Introduction: Tumor hypoxia is a major cause for failure of therapy in patients with inoperable head and neck cancers.

Areas covered: Various anti-hypoxic treatment strategies (e.g. hyperbaric oxygenation, hypoxic cell sensitizers) have been tested in clinical trials in head and neck cancer over the past 30 years and have shown modest improvements in combination with radiotherapy in meta-analyses. Anemia worsens tumor hypoxia, but anemia correction had no significant effect. New approaches (e.g. anti-HIF-directed molecular therapies) have just entered early clinical studies and data are lacking.

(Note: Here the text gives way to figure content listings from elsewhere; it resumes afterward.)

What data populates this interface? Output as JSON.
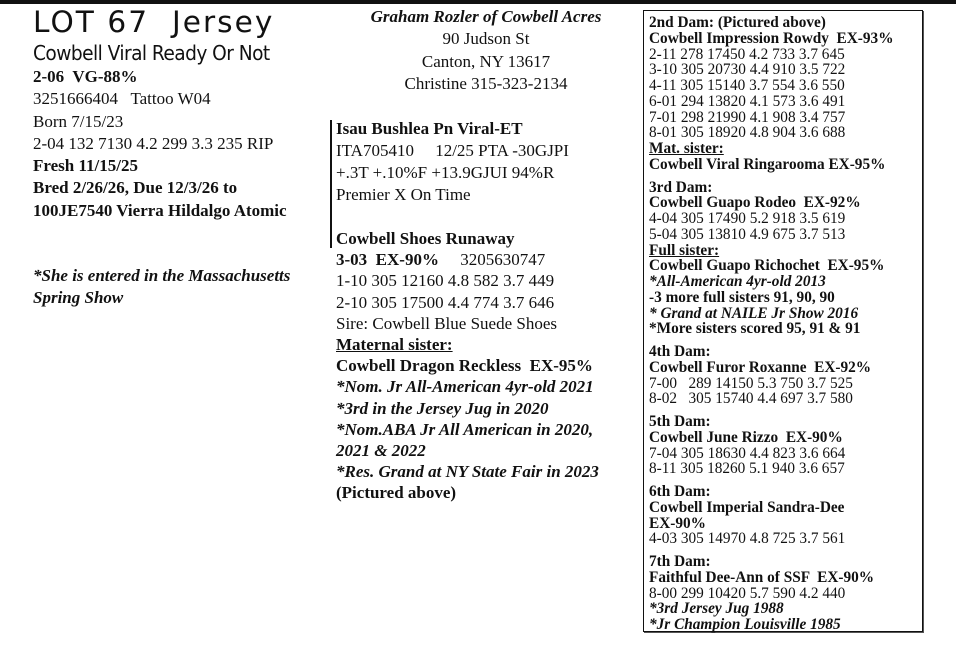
{
  "lot": {
    "title": "LOT 67  Jersey",
    "name": "Cowbell Viral Ready Or Not",
    "classification": "2-06  VG-88%",
    "reg": "3251666404   Tattoo W04",
    "born": "Born 7/15/23",
    "record": "2-04 132 7130 4.2 299 3.3 235 RIP",
    "fresh": "Fresh 11/15/25",
    "bred": "Bred 2/26/26, Due 12/3/26 to",
    "service_sire": "100JE7540 Vierra Hildalgo Atomic",
    "note": [
      "*She is entered in the Massachusetts",
      "Spring Show"
    ]
  },
  "consignor": {
    "name": "Graham Rozler of Cowbell Acres",
    "street": "90 Judson St",
    "city": "Canton, NY 13617",
    "contact": "Christine 315-323-2134"
  },
  "sire": {
    "name": "Isau Bushlea Pn Viral-ET",
    "line1": "ITA705410     12/25 PTA -30GJPI",
    "line2": "+.3T +.10%F +13.9GJUI 94%R",
    "line3": "Premier X On Time"
  },
  "dam": {
    "name": "Cowbell Shoes Runaway",
    "class": "3-03  EX-90%",
    "reg": "     3205630747",
    "records": [
      "1-10 305 12160 4.8 582 3.7 449",
      "2-10 305 17500 4.4 774 3.7 646"
    ],
    "sire": "Sire: Cowbell Blue Suede Shoes",
    "sister_label": "Maternal sister:",
    "sister": "Cowbell Dragon Reckless  EX-95%",
    "honors": [
      "*Nom. Jr All-American 4yr-old 2021",
      "*3rd in the Jersey Jug in 2020",
      "*Nom.ABA Jr All American in 2020,",
      "2021 & 2022",
      "*Res. Grand at NY State Fair in 2023"
    ],
    "pictured": "(Pictured above)"
  },
  "pedigree": {
    "dam2": {
      "label": "2nd Dam: (Pictured above)",
      "name": "Cowbell Impression Rowdy  EX-93%",
      "records": [
        "2-11 278 17450 4.2 733 3.7 645",
        "3-10 305 20730 4.4 910 3.5 722",
        "4-11 305 15140 3.7 554 3.6 550",
        "6-01 294 13820 4.1 573 3.6 491",
        "7-01 298 21990 4.1 908 3.4 757",
        "8-01 305 18920 4.8 904 3.6 688"
      ],
      "sister_label": "Mat. sister:",
      "sister": "Cowbell Viral Ringarooma EX-95%"
    },
    "dam3": {
      "label": "3rd Dam:",
      "name": "Cowbell Guapo Rodeo  EX-92%",
      "records": [
        "4-04 305 17490 5.2 918 3.5 619",
        "5-04 305 13810 4.9 675 3.7 513"
      ],
      "sister_label": "Full sister:",
      "sister": "Cowbell Guapo Richochet  EX-95%",
      "notes": [
        "*All-American 4yr-old 2013",
        "-3 more full sisters 91, 90, 90",
        "* Grand at NAILE Jr Show 2016",
        "*More sisters scored 95, 91 & 91"
      ]
    },
    "dam4": {
      "label": "4th Dam:",
      "name": "Cowbell Furor Roxanne  EX-92%",
      "records": [
        "7-00   289 14150 5.3 750 3.7 525",
        "8-02   305 15740 4.4 697 3.7 580"
      ]
    },
    "dam5": {
      "label": "5th Dam:",
      "name": "Cowbell June Rizzo  EX-90%",
      "records": [
        "7-04 305 18630 4.4 823 3.6 664",
        "8-11 305 18260 5.1 940 3.6 657"
      ]
    },
    "dam6": {
      "label": "6th Dam:",
      "name": "Cowbell Imperial Sandra-Dee",
      "class": "EX-90%",
      "records": [
        "4-03 305 14970 4.8 725 3.7 561"
      ]
    },
    "dam7": {
      "label": "7th Dam:",
      "name": "Faithful Dee-Ann of SSF  EX-90%",
      "records": [
        "8-00 299 10420 5.7 590 4.2 440"
      ],
      "notes": [
        "*3rd Jersey Jug 1988",
        "*Jr Champion Louisville 1985"
      ]
    }
  }
}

Expert commentary: A new attractive and promising approach derives from recent advances in imaging and radiotherapy delivery. Progress in imaging of hypoxia (e.g. by positron emission tomography) can select patients for specific therapies and may, in particular, facilitate anti-hypoxia-directed radiotherapy which has become feasible with advanced radiotherapy techniques (IMRT with ‘dose-painting’). The combination of both methods may offer a powerful tool for effective targeting of hypoxia in the near future.

Declaration of interest

The authors have no relevant affiliations or financial involvement with any organization or entity with a financial interest in or financial conflict with the subject matter or materials discussed in the manuscript. This includes employment, consultancies, honoraria, stock ownership or options, expert testimony, grants or patents received or pending, or royalties

Notes

1. Within malignant tumors, only a part of the malignant cells have the capability of unlimited self-renewal. This cell fraction has been addressed as ‘clonogenic fraction’ or clonogenic cells in the older radiobiological literature. These cells share various properties with normal stem cells and are nowadays mostly called tumor stem cells. We personally prefer the term ‘clonogenic’ because unlimited viability and reproducibility is the main feature of clonogenic tumor cells. A main characteristic of stem cells in normal tissue, namely the reprograming and pluripotency with directed development of clearly defined cell lines, however, is lacking in tumors.